I have nothing to say to anyone here. Except for the last three names on my list.

The last three names before I am truly free from this life.

The train feelsold hat though I never actually took public transportation in New York. Albrights got around in town cars.

The first time I ever took a train was the night that I left. I didn’t know where I wanted to go. I just checked the board and picked the next scheduled train.

That was how I ended up in Boston.

Since then, I’ve taken this route back and forth several times. None so somber as the first.

Now it feels more like an adventure.

I like to look at the people and make up stories about them in my head. I steer clear of businessmen and look for the standouts in the crowd. The ones with the colorful clothing or the weird ticks. The guy reading a self-help book about winning over friends.

There’s one in every crowd.

But things are different today. Or maybe I am.

My eyes settle in on a man two rows down and across from me, reading the paper.

There isn’t anything in particular that draws my attention to him. Just a feeling, like maybe we’ve met before.

He isn’t a former client though, and he’s definitely not a New Yorker.

He’s older than I am. Early thirties, I’d guess. Handsome in a rugged way. Military through and through. He checks his surroundings often, and he looks at everyone but me.

I’m a details girl.

Always have been.

I notice the things that others tend to miss because they are so wrapped up in themselves.

Like the way his trousers rise up just above the ankles when he sits, and how one of his ankles is smaller than the other.

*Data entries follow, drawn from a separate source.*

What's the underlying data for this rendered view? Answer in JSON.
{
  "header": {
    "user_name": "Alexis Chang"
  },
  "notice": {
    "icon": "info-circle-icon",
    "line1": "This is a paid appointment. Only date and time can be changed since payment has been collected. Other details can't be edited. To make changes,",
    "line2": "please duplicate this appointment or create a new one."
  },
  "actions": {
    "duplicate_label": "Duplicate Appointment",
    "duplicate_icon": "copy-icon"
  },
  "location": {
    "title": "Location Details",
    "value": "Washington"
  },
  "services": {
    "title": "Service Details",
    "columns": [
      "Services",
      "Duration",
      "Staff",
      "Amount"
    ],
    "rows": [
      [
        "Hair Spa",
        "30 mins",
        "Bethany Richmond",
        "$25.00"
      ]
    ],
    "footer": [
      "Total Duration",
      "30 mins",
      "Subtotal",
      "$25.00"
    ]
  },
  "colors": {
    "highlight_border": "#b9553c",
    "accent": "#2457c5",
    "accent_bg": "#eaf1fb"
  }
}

Not smaller, but synthetic.

I recognize the joint of the prosthetic since there’s a girl on the street- Kesha- who wears one as well. Oddly enough, there’s a whole fetish for that sort of thing, and the girl makes bank. She likes to say the best thing she ever did was lose her leg.

But this guy, I’d venture a guess, lost his in a war zone.

His hand is scarred too, but because he’s wearing a jacket, the full extent of the damage is a mystery.

It makes me think of Storm.

I haven’t seen her around in a while. But now that I’m back in the game, that’s likely to change real soon.